Anatomical Atlas of Flies: This interactive anatomical atlas is a great resource for educators who are teaching the anatomy of flies. Built by scientists from the U.S. and Australia, the user friendly interface allows users to click on body parts to discover the name, or to click on a name to identify the correct anatomical region. The site opens with an explanation of the project. From there, select Access the Anatomical Atlas to open crystal clear photographs taken using a stereo microscope. The four major fly groups can be explored in great detail. This is a gem of a resource with snappy visuals and meticulous anatomical precision.
Future Climate Change: With more than half of the current congress skeptical about climate change despite overwhelming scientific evidence for rising temperatures, sea levels, and severe weather patterns, it’s nice to know that at least the Environmental Protection Agency still has a head on its shoulders. This website offers clear indications of how global warming will impact our food supply, water resources, infrastructure, ecosystems, and health. The hidden gem is a series of slideshows answering the question: How do climate models work? Readers can learn about models and scenarios, how they are tested, and how they diagnose the past and estimate the future.

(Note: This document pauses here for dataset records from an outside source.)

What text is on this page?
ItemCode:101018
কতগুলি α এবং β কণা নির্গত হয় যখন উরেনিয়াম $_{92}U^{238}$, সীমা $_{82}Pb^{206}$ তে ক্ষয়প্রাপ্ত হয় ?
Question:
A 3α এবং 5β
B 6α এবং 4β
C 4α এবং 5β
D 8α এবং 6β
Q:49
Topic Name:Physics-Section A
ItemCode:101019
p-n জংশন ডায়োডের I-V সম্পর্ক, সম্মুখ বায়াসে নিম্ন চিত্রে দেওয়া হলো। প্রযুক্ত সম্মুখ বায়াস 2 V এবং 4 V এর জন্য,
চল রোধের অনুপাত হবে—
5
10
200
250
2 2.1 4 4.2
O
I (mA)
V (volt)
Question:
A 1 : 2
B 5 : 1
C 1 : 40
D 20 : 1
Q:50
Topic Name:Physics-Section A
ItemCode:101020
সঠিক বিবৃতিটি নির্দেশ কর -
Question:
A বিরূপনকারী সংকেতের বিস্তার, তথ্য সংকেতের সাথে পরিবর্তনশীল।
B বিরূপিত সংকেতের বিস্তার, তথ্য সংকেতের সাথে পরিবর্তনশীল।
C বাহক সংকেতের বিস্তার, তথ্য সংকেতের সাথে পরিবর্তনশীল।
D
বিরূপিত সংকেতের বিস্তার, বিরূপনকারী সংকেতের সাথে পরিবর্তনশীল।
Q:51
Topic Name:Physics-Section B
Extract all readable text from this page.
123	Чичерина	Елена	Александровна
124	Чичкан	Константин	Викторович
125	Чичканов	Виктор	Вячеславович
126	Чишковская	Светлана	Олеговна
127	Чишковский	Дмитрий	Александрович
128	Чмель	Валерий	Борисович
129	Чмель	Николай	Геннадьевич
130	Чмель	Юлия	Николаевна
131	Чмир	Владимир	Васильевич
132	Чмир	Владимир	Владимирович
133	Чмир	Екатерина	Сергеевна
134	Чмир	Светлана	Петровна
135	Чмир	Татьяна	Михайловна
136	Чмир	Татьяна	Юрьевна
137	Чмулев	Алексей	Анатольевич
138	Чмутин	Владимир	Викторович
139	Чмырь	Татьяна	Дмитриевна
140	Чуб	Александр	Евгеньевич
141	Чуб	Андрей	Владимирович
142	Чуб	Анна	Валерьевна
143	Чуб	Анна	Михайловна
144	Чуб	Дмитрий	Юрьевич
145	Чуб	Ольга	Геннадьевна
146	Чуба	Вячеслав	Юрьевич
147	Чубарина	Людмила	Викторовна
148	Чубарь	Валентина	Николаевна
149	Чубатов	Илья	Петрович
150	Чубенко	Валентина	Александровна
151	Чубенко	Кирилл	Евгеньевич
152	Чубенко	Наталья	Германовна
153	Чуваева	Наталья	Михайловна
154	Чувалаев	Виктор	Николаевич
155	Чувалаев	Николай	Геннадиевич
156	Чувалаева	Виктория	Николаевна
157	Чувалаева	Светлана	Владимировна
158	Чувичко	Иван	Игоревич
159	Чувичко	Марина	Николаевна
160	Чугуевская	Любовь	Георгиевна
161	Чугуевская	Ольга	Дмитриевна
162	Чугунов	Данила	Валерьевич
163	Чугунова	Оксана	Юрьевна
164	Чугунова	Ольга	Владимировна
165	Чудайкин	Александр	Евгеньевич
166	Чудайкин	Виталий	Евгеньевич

Introduction to Technical Communication: What if you could take a technical communication class with a world class professor at a leading university? What if it was all laid out for you – the readings, the lectures, the assignments? And what if the only thing you had to pay for was a couple of books? That’s exactly what Dr. Donald N.S. Unger and the MIT Open Courseware system are offering here. On this site, viewers can browse the syllabus, have a look at the required readings, and ponder the ten assignments that form the foundation of this writing intensive class. Self-directed learners who want to improve their technical and scientific writing need look no further than this web-based adaptation of an MIT classic.
LabWrite: Improving Lab Reports: This National Science Foundation funded site from North Carolina State University “guides you through the entire laboratory experience, from before you walk into the lab to after you get back your graded report.” Start with How to Use LabWrite for a comprehensive Powerpoint overview of the program. Then, navigate slowly through the steps of PreLab, InLab, PostLab, and LabCheck, each of which provides careful instructions on everything from formulating a hypothesis to presenting results. Teachers will especially recognize this tool as a welcome supplement to in class discussions of best lab practices.